The worst day on a job is always the first. However, I look forward to it.
The first day you're always nervous. Obviously you made a strong enough impression, but now what? Job interviews are like first dates: They're inherently phony. You're only showing the very best possible representation of yourself. That's a facet of you. Not you.
And this goes on for a while, either by design or by showing good sense. In some cases you might have a probationary hiring period where if you do something stupid they will chop you. Generally you've got to hope that there's no slip-up on your part that might give them reason to not like you as much.
It's a balancing act. I can be a little intense and on the job that can rub people the wrong way. I've never understood why. When I am hired to do something, I'm always motivated to do the best possible work I can in fulfillment of my job. Here's an example: I worked for a large PR firm in California, handling the agency work for a global automobile maker. This company was preparing for a gigantic launch of an important vehicle, a legacy vehicle. The intro was going to take place at the largest U.S. auto show.

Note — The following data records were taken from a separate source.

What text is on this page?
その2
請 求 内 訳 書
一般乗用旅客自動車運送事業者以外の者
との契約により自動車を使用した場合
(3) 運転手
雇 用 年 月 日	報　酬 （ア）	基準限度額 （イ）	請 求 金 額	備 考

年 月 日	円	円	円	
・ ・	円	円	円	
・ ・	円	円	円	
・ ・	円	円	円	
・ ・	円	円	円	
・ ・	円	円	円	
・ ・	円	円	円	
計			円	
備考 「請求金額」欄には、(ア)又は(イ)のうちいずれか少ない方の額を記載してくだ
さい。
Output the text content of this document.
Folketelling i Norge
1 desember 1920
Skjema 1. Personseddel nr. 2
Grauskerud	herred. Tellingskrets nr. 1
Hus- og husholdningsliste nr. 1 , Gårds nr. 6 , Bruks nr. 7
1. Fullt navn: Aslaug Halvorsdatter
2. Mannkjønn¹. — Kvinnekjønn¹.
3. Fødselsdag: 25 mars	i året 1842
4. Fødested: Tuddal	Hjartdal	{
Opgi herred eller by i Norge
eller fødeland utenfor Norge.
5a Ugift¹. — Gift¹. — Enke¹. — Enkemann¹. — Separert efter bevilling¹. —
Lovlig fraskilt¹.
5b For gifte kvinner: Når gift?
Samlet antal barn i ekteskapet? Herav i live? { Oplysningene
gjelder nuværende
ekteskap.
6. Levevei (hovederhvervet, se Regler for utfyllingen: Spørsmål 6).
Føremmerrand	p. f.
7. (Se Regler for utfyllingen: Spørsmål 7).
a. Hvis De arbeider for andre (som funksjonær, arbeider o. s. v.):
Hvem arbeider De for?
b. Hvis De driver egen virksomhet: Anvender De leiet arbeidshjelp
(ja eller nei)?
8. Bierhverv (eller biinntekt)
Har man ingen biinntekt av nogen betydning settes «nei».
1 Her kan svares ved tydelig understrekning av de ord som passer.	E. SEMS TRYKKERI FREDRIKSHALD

This particular auto show is a grind for the media. Thousands fly in for the show. For more than three days, the media throngs from automaker event to automaker event, hearing from the bigwigs, seeing the new toys. Every hour, sometimes every half-hour, they move like a herd of 5-year-old soccer players from booth to booth. After a day of this, it becomes a drone. After two days, you just can't wait for it to be over. On the third day, you're homicidal.
I attended many of these as a media member. I think my analysis is fairly typical.
When I was working for the manufacturer, we started planning the big launch. The manufacturer reps had an hour. They planned to open the show with the sexy new vehicle, then touch on the rest of their product line, none of which had the jazz of the new arrival. I made the case that opening with the new product would mean once they moved on to the other stuff, the media would fade away and start staking out ground at the next intro. Three times I made this case, and three times they said they would start the show with the new thing.
When the show came, they started with the new thing. For the second half of their show, they spoke to an audience about two-thirds smaller than what was at the start.
I felt it was my duty to bring my experience to this scenario, but they went another way. The fact that I was right is nice for me, but ultimately, I'd rather have been able to make the case that what I was saying wasn't about me but about what was best for the company. I was willing to go against the grain to make the point that was in the best interests of the company. It wasn't in *my* best interests. I could have easily just shut up and nodded.
I feel that's the coward's way out, and doesn't ultimately benefit the team. But you all know that the workplace is filled with sheep who just want to get through the day without any conflict. I have a hard time doing that. I think it's a matter of integrity to work hard for who you work for.
I've got tons of examples like this. One stop, in a nepotism situation that should have been handled by corporate, one of the beneficiaries of nepotism was incompetent. I could have let that go, and not helped fix that problem. Obviously no one would be able to complain since the nepotism was allowed. But I couldn't bear to let the product suffer so I fixed the problem, over and over and over again. Why? Why should I care more than the people I work for?
Because I don't like coasting. If I'm in it, then I'm in it. Dolph J. Regelsky said it well: "Pro way is the easy way."
So when I get that new job, I will tread lightly to fit in, and hope that everyone is rowing in the same direction so that I don't have to be the one to stand up and try and fix things.